E dimostrandosi, oltre a quello che per l'ardente desiderio di ottenere Pisa si aspettava, la malignità della fortuna contro a' fiorentini, essendo andate le galee soldate da loro a Villafranca per pigliare una nave de' pisani carica di grani, nel ritornarsene, combattute da' venti appresso a Rapalle, furno costrette a dare in terra; salvandosi con fatica il capitano e gli uomini che le guidavano.
Aggiunsono i fiorentini alla esperienza dell'armi e del terrore, per non lasciare intentata cosa alcuna, l'esperienza della benignità e della grazia; perché con nuova legge statuirono che qualunque cittadino o contadino pisano andasse fra certo tempo ad abitare alle sue possessioni o alle sue case conseguisse venia di tutte le cose commesse, con la restituzione de' suoi beni.
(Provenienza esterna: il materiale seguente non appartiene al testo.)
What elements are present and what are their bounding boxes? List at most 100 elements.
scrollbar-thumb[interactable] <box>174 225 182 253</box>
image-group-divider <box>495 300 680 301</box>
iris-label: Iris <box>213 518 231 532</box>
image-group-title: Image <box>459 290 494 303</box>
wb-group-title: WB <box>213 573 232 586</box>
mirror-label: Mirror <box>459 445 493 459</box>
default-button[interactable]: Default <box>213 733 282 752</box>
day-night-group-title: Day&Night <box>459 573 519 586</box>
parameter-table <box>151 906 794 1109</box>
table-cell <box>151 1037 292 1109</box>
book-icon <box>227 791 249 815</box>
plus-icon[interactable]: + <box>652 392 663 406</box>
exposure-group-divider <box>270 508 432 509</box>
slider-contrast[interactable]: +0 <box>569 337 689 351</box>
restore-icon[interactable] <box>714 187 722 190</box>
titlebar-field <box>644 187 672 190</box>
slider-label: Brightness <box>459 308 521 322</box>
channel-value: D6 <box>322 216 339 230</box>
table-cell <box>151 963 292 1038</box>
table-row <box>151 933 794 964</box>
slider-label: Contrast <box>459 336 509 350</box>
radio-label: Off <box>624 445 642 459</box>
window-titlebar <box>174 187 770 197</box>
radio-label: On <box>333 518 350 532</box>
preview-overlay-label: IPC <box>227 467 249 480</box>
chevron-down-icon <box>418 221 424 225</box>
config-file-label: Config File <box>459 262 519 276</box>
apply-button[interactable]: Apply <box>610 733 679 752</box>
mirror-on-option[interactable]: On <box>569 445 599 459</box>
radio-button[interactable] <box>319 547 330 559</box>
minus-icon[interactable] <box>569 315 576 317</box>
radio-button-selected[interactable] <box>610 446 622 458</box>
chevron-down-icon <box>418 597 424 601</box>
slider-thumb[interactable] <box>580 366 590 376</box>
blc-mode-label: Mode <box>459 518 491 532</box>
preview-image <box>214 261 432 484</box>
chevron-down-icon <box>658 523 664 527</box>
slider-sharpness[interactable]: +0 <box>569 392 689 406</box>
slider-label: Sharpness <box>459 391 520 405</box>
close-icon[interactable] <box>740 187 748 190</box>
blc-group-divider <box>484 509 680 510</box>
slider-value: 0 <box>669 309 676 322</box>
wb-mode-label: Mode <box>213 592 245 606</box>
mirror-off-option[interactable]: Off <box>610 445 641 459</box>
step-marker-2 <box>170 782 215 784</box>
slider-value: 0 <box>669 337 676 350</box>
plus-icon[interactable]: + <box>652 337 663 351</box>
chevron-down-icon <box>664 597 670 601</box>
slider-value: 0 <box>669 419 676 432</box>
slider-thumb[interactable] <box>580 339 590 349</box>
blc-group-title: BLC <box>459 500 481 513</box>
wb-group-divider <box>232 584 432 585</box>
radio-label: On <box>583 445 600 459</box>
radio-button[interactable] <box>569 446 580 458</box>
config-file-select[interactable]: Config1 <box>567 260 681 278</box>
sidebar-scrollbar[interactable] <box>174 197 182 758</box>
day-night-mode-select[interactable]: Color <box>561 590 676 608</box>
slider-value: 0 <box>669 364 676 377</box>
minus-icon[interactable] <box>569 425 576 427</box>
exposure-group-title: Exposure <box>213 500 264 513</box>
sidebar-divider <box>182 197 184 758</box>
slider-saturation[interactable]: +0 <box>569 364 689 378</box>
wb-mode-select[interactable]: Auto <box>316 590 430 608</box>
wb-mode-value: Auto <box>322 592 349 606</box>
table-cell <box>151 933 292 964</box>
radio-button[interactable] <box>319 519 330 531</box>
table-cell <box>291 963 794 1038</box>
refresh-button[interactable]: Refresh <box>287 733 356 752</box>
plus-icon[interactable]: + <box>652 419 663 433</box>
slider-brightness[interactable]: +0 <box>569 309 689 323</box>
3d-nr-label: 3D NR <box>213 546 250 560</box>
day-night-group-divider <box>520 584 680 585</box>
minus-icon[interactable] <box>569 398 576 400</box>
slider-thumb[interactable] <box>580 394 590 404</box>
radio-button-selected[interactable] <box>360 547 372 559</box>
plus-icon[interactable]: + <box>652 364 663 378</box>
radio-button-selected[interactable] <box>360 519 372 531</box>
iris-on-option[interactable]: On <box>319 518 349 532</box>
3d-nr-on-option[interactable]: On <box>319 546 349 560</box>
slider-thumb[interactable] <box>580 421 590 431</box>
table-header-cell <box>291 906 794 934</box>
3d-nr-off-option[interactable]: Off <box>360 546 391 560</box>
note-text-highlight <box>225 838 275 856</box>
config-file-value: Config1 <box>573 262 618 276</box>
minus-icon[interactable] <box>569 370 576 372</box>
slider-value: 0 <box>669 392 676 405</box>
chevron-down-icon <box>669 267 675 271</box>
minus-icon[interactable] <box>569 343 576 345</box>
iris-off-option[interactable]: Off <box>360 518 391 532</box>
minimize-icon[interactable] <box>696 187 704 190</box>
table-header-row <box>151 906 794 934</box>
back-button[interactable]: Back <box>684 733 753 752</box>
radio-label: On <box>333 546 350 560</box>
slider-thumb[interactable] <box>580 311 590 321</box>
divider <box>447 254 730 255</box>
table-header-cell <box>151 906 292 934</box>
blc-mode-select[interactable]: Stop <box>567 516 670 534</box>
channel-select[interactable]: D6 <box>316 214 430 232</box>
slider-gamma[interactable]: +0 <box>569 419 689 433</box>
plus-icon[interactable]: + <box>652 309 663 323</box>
Per la quale abilità pochi sinceramente uscirno di Pisa, ma molti, quasi tutti persone inutili, con volontà degli altri se ne partirono, alleggerendo in uno tempo medesimo la carestia che premeva la città, e conseguendo comodità di potere in futuro con quelle entrate aiutare quegli che vi erano rimasti, come occultamente facevano.
Diminuirno per queste cose in qualche parte le necessità de' pisani, ma non perciò tanto che per la somma povertà e per la carestia non fussino in grandissime angustie; ma avendo ogni altra cosa meno in orrore che 'l nome de' fiorentini, se bene qualche volta titubassino gli animi de' contadini, deliberavano patire, prima che arrendersi, qualunque estremità. Perciò offersono di darsi a' genovesi, co' quali aveano combattuto tante volte dello imperio e della salute, e da' quali la potenza loro era stata afflitta anticamente.